On the plus side, when you are defeated, it isn't much of a setback as you aren't penalized for losing a match. Just take a breath, stretch for a moment, and try again.

Concerns and Issues

This game is literally about a deal with the Devil
Today, with slot machine simulators and other casino games clogging App stores, one might conclude that there's nothing wrong with a few rolls of the dice. In reality, this relaxed attitude towards gambling is a fairly new thing. As mentioned above, this game is based on old cartoons, and if you were to travel back in time to when those cartoons originally aired, you're discover that gambling wasn't well respected. In fact, cartoons made before the fifties often depicted characters getting into trouble with dangerous criminals (or worse, bankers) because of their gambling habits.

The latter scenario is the driving point of the story, and in the bad ending, the brothers become the Devil's minions, making their effort to avoid losing their souls completely moot.
Old vices on display
Just like how views on gambling have changed over the years, views on other activities shown in this game have changed as well. For example, a century ago, people had no issue with drinking or smoking in public. Seeing stuff like this today can make this game seem much worse than it was meant to be, as we don't consider this stuff "kid friendly" anymore.

Fortunately, some of the really offensive stuff that was commonplace back then -- like the blatant racism shown in many cartoons -- was left in the past. So for all of the bad habits on display, this game is still viewing history through a sanitized lens.
Magical creatures and ghosts
The Devil himself is only the tip of the iceberg when it comes to the strange menagerie of creatures found on Inkwell Isles. You'll also find a dragon, good and evil ghosts, a genie, skeletons, and a mermaid who can turn into a gorgon. These and many more fantasy themed characters are found throughout the game.
References to Magic and the Zodiac
Many of the characters in the game, including Cuphead and Mugman, use magical weapons of some sort. Perhaps the most elaborate of these are Djimmi the Great and Hilda-berg. The former warps reality, while the latter transforms herself into various forms based on the Zodiac.
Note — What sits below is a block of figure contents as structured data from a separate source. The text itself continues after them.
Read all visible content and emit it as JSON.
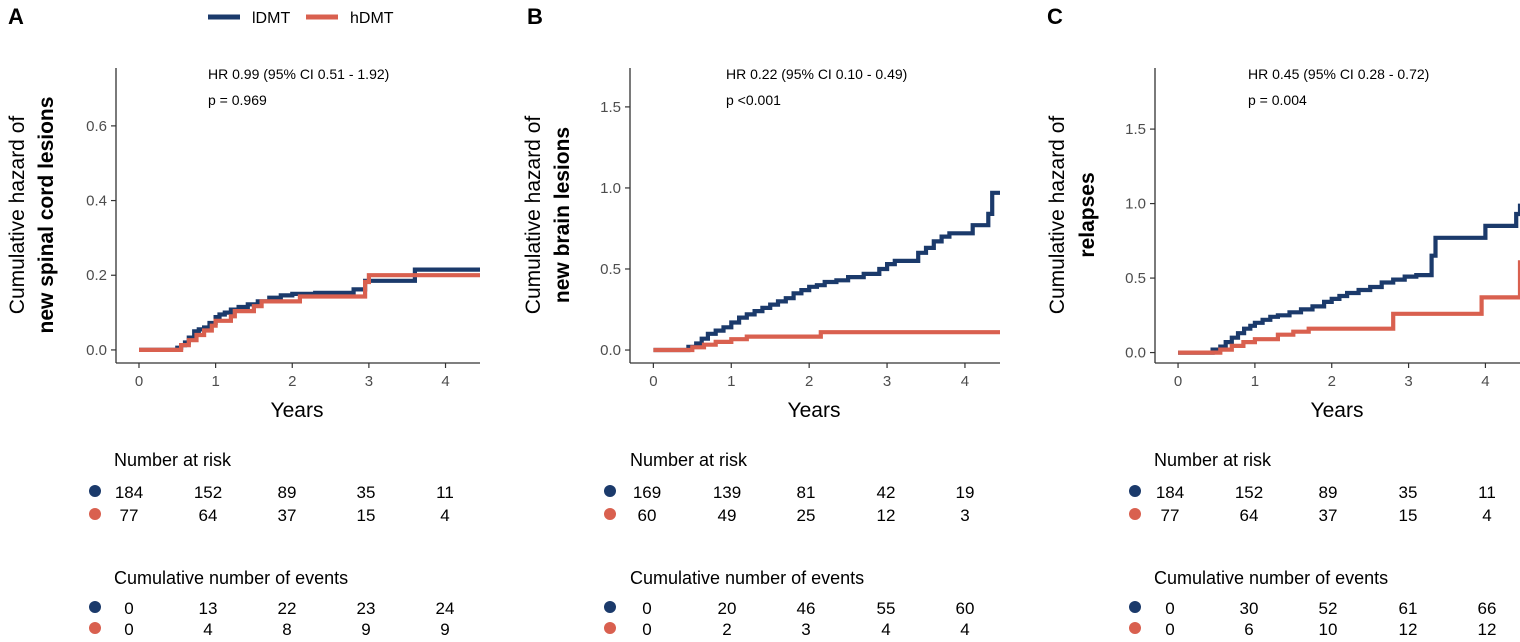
{
  "legend": {
    "items": [
      {
        "label": "lDMT",
        "color": "#1b3a6b"
      },
      {
        "label": "hDMT",
        "color": "#d9604f"
      }
    ]
  },
  "risk_table_title": "Number at risk",
  "events_table_title": "Cumulative number of events",
  "chart_data": [
    {
      "type": "line",
      "panel": "A",
      "ylabel": [
        "Cumulative hazard of",
        "new spinal cord lesions"
      ],
      "xlabel": "Years",
      "xlim": [
        -0.3,
        4.45
      ],
      "ylim": [
        -0.035,
        0.755
      ],
      "xticks": [
        0,
        1,
        2,
        3,
        4
      ],
      "yticks": [
        0.0,
        0.2,
        0.4,
        0.6
      ],
      "ytick_labels": [
        "0.0",
        "0.2",
        "0.4",
        "0.6"
      ],
      "annotation": [
        "HR 0.99 (95% CI 0.51 - 1.92)",
        "p = 0.969"
      ],
      "series": [
        {
          "name": "lDMT",
          "color": "#1b3a6b",
          "x": [
            0,
            0.5,
            0.55,
            0.6,
            0.65,
            0.72,
            0.78,
            0.85,
            0.92,
            1.0,
            1.05,
            1.12,
            1.2,
            1.3,
            1.42,
            1.55,
            1.7,
            1.85,
            2.0,
            2.3,
            2.8,
            2.95,
            3.6,
            4.45
          ],
          "y": [
            0,
            0.006,
            0.013,
            0.02,
            0.033,
            0.05,
            0.055,
            0.06,
            0.072,
            0.088,
            0.095,
            0.1,
            0.108,
            0.115,
            0.122,
            0.13,
            0.14,
            0.146,
            0.15,
            0.153,
            0.162,
            0.185,
            0.215,
            0.215
          ]
        },
        {
          "name": "hDMT",
          "color": "#d9604f",
          "x": [
            0,
            0.55,
            0.65,
            0.75,
            0.85,
            0.95,
            1.0,
            1.2,
            1.25,
            1.5,
            1.6,
            2.1,
            2.95,
            3.0,
            4.45
          ],
          "y": [
            0,
            0.013,
            0.026,
            0.04,
            0.052,
            0.065,
            0.078,
            0.09,
            0.104,
            0.117,
            0.13,
            0.143,
            0.182,
            0.2,
            0.2
          ]
        }
      ],
      "risk": {
        "lDMT": [
          "184",
          "152",
          "89",
          "35",
          "11"
        ],
        "hDMT": [
          "77",
          "64",
          "37",
          "15",
          "4"
        ]
      },
      "events": {
        "lDMT": [
          "0",
          "13",
          "22",
          "23",
          "24"
        ],
        "hDMT": [
          "0",
          "4",
          "8",
          "9",
          "9"
        ]
      }
    },
    {
      "type": "line",
      "panel": "B",
      "ylabel": [
        "Cumulative hazard of",
        "new brain lesions"
      ],
      "xlabel": "Years",
      "xlim": [
        -0.3,
        4.45
      ],
      "ylim": [
        -0.08,
        1.74
      ],
      "xticks": [
        0,
        1,
        2,
        3,
        4
      ],
      "yticks": [
        0.0,
        0.5,
        1.0,
        1.5
      ],
      "ytick_labels": [
        "0.0",
        "0.5",
        "1.0",
        "1.5"
      ],
      "annotation": [
        "HR 0.22 (95% CI 0.10 - 0.49)",
        "p <0.001"
      ],
      "series": [
        {
          "name": "lDMT",
          "color": "#1b3a6b",
          "x": [
            0,
            0.45,
            0.55,
            0.62,
            0.7,
            0.8,
            0.9,
            1.0,
            1.1,
            1.2,
            1.3,
            1.4,
            1.5,
            1.6,
            1.7,
            1.8,
            1.9,
            2.0,
            2.1,
            2.2,
            2.35,
            2.5,
            2.7,
            2.9,
            3.0,
            3.1,
            3.4,
            3.5,
            3.6,
            3.7,
            3.8,
            4.1,
            4.3,
            4.35,
            4.45
          ],
          "y": [
            0,
            0.02,
            0.04,
            0.07,
            0.1,
            0.12,
            0.14,
            0.17,
            0.2,
            0.22,
            0.24,
            0.26,
            0.28,
            0.3,
            0.32,
            0.35,
            0.37,
            0.39,
            0.4,
            0.42,
            0.43,
            0.45,
            0.47,
            0.5,
            0.53,
            0.55,
            0.6,
            0.63,
            0.67,
            0.7,
            0.72,
            0.77,
            0.84,
            0.97,
            0.97
          ]
        },
        {
          "name": "hDMT",
          "color": "#d9604f",
          "x": [
            0,
            0.5,
            0.65,
            0.8,
            1.0,
            1.2,
            2.15,
            4.45
          ],
          "y": [
            0,
            0.017,
            0.033,
            0.05,
            0.067,
            0.083,
            0.11,
            0.11
          ]
        }
      ],
      "risk": {
        "lDMT": [
          "169",
          "139",
          "81",
          "42",
          "19"
        ],
        "hDMT": [
          "60",
          "49",
          "25",
          "12",
          "3"
        ]
      },
      "events": {
        "lDMT": [
          "0",
          "20",
          "46",
          "55",
          "60"
        ],
        "hDMT": [
          "0",
          "2",
          "3",
          "4",
          "4"
        ]
      }
    },
    {
      "type": "line",
      "panel": "C",
      "ylabel": [
        "Cumulative hazard of",
        "relapses"
      ],
      "xlabel": "Years",
      "xlim": [
        -0.3,
        4.45
      ],
      "ylim": [
        -0.07,
        1.91
      ],
      "xticks": [
        0,
        1,
        2,
        3,
        4
      ],
      "yticks": [
        0.0,
        0.5,
        1.0,
        1.5
      ],
      "ytick_labels": [
        "0.0",
        "0.5",
        "1.0",
        "1.5"
      ],
      "annotation": [
        "HR 0.45 (95% CI 0.28 - 0.72)",
        "p = 0.004"
      ],
      "series": [
        {
          "name": "lDMT",
          "color": "#1b3a6b",
          "x": [
            0,
            0.45,
            0.55,
            0.62,
            0.7,
            0.78,
            0.86,
            0.94,
            1.0,
            1.1,
            1.2,
            1.3,
            1.45,
            1.6,
            1.75,
            1.9,
            2.0,
            2.1,
            2.2,
            2.35,
            2.5,
            2.65,
            2.8,
            2.95,
            3.1,
            3.3,
            3.35,
            4.0,
            4.4,
            4.45
          ],
          "y": [
            0,
            0.02,
            0.04,
            0.07,
            0.1,
            0.13,
            0.16,
            0.18,
            0.2,
            0.22,
            0.24,
            0.25,
            0.27,
            0.29,
            0.31,
            0.34,
            0.36,
            0.38,
            0.4,
            0.42,
            0.44,
            0.47,
            0.49,
            0.51,
            0.52,
            0.65,
            0.77,
            0.85,
            0.93,
            1.0
          ]
        },
        {
          "name": "hDMT",
          "color": "#d9604f",
          "x": [
            0,
            0.55,
            0.7,
            0.85,
            1.0,
            1.3,
            1.5,
            1.7,
            2.8,
            3.95,
            4.45
          ],
          "y": [
            0,
            0.02,
            0.045,
            0.07,
            0.09,
            0.12,
            0.14,
            0.16,
            0.26,
            0.37,
            0.62
          ]
        }
      ],
      "risk": {
        "lDMT": [
          "184",
          "152",
          "89",
          "35",
          "11"
        ],
        "hDMT": [
          "77",
          "64",
          "37",
          "15",
          "4"
        ]
      },
      "events": {
        "lDMT": [
          "0",
          "30",
          "52",
          "61",
          "66"
        ],
        "hDMT": [
          "0",
          "6",
          "10",
          "12",
          "12"
        ]
      }
    }
  ]
}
Possible forms include a bull (Taurus), twin spellcasters (Gemini), or a centaur (Sagittarius).
Cartoonish violence
Cuphead's attacks don't do anything more than make a small splat when they hit enemies, and when he is hit by an attack, he always responds with the same surprised animation. When either brother is defeated, their ghosts ascend off screen. It's possible for the other brother to revive their partner by parrying their ghostly form, but when playing alone this is always the end of a fight. Thus, most of the actual fighting is tame and not really that concerning.

The problems typically come in when the battle is almost over, as that's when enemies start displaying bruises, bandages, and other injuries. For example, Goopy Le Grande ends his battle by turning into a tombstone, while Wally Warbles is shown featherless on a stretcher.
Mildly suggestive outfits
Several of the characters in this game are designed after leading ladies in older cartoons. Much like the way cartoons could get away with depicting things we'd find questionable today, many of these ladies were very flirtatious. On the whole, it's not a serious problem as the developers kept things reasonably tame. The most sexualized character in the entire cast is probably Cala Maria, a giant mermaid. She's showing a lot of skin, but her design is still very tasteful compared to some games out there.